I could do that. And I might. It seems like a lot of people would like me to, and it might be the right path for me. I’m at a point where I love public speaking, and genderqueerness is a very fun and rewarding world. (Do you know how many people get in touch with me just to tell me I’ve changed their lives? About 3-5 a week right now.) I just haven’t decided yet.

The truth? Gender’s a hard topic. It kinda wears me out.

And the thing is, I didn’t get here because I wanted to be a Gender Expert. I got here because I spent about six months actively exploring my own gender, accidentally created a community around the topic (I did the same thing with creative writing five years ago), and then had fun using the project as an opportunity to hone some of community management skills. It’s also worth mentioning that Genderfork isn’t my voice anymore; it’s intentionally not about me at all. I have a heavy hand in guiding its focus and values, but as Kate Bornstein puts it, the site is a “prism of genders” — it exists to show that there are many, many people in this space. We curate it quietly and we let the content speak for itself. Queer Open Mic has a comparable setup — my role is to create a thriving space for other people’s voices.

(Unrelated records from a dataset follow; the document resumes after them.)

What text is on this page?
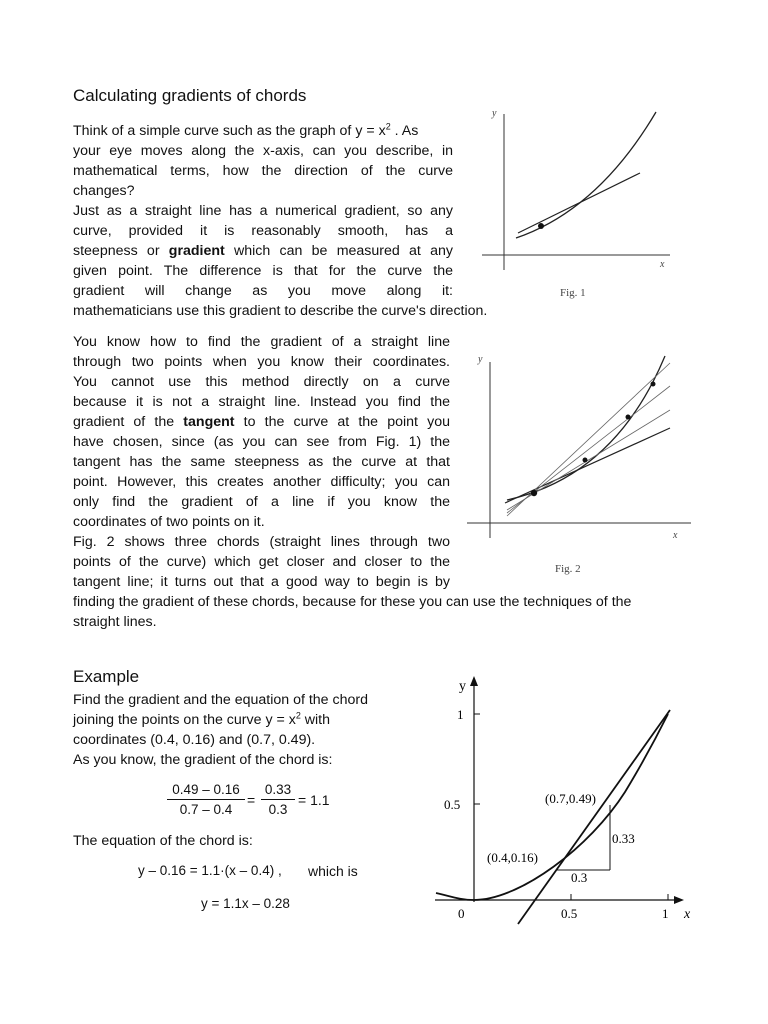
Calculating gradients of chords
Think of a simple curve such as the graph of $y = x^2$ . As
your eye moves along the x-axis, can you describe, in
mathematical terms, how the direction of the curve
changes?
Just as a straight line has a numerical gradient, so any
curve, provided it is reasonably smooth, has a
steepness or gradient which can be measured at any
given point. The difference is that for the curve the
gradient will change as you move along it:
mathematicians use this gradient to describe the curve's direction.
y
x
Fig. 1
You know how to find the gradient of a straight line
through two points when you know their coordinates.
You cannot use this method directly on a curve
because it is not a straight line. Instead you find the
gradient of the tangent to the curve at the point you
have chosen, since (as you can see from Fig. 1) the
tangent has the same steepness as the curve at that
point. However, this creates another difficulty; you can
only find the gradient of a line if you know the
coordinates of two points on it.
Fig. 2 shows three chords (straight lines through two
points of the curve) which get closer and closer to the
tangent line; it turns out that a good way to begin is by
finding the gradient of these chords, because for these you can use the techniques of the
straight lines.
y
x
Fig. 2
Example
Find the gradient and the equation of the chord
joining the points on the curve $y = x^2$ with
coordinates (0.4, 0.16) and (0.7, 0.49).
As you know, the gradient of the chord is:
$\frac{0.49 - 0.16}{0.7 - 0.4} = \frac{0.33}{0.3} = 1.1$
The equation of the chord is:
y – 0.16 = 1.1·(x – 0.4) , which is
y = 1.1x – 0.28
y
x
1
0.5
0	0.5	1
(0.4,0.16)
(0.7,0.49)
0.33
0.3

In other words, for a Gender Expert, I’m not saying much. (Or maybe I’m just confusing that role with “pundit.”)

At at the same time, this blog (Dopp Juice) has been a little short on content lately, and it’s bugging me. I want to speak. But I’m stuck because I’m not sure what I want to talk about. This doesn’t seem like the right place to hit you with my gender theories somehow. Doing so feels like it will seal the deal on me fully entering the Gender Expert arena before I’m ready for it. I’d kind of rather still talk about social media.

But social media marketing is for “douchebags” now.

::rolling eyes at own internal critic.::

I love community management and sincere social media marketing. That’s something I actually set out to do (or rather: realized it was perfect when i found myself accidentally standing in it). I spoke last week on a panel about Online Promotion for Artists and turned into a giddy 5-year-old, so excited to be able tell people how to make the Internet do more wonderful things for them. I can talk for hours about this stuff. (And a lot of people have figured out that I’m secretly a much cheaper consultant than I let on to be — all you have to do is buy me dinner and I’ll brainstorm on your project with you for two hours.)

But I don’t talk about it — at least not so much online. Unlike with genderqueerness, the blogosphere is saturated with pundits on this stuff. And honestly? I don’t like most of them. There’s a lot of superficial manipulation going on in social media right now, and I don’t like carrying that reputation by association. I’ve started adding wincing disclaimers to my self-description when I tell people I’m a social media consultant. (“Well, sort of. I’m the good kind. I mean…”) I’m no longer quite so proud of something I’m still completely in love with.

You see my dilemma.

More truth: I’m taking this situation very seriously this summer. I’ve given my primary gig notice that I plan on repositioning myself come September. That might mean doing the same job with a new perspective. Or it might mean a different job within the same organization (the creative freedom we have there is hard to match). Or it mean something completely different.

Three months seems like long enough to be able to figure it out.

Wanna help? Maybe we could get coffee soon?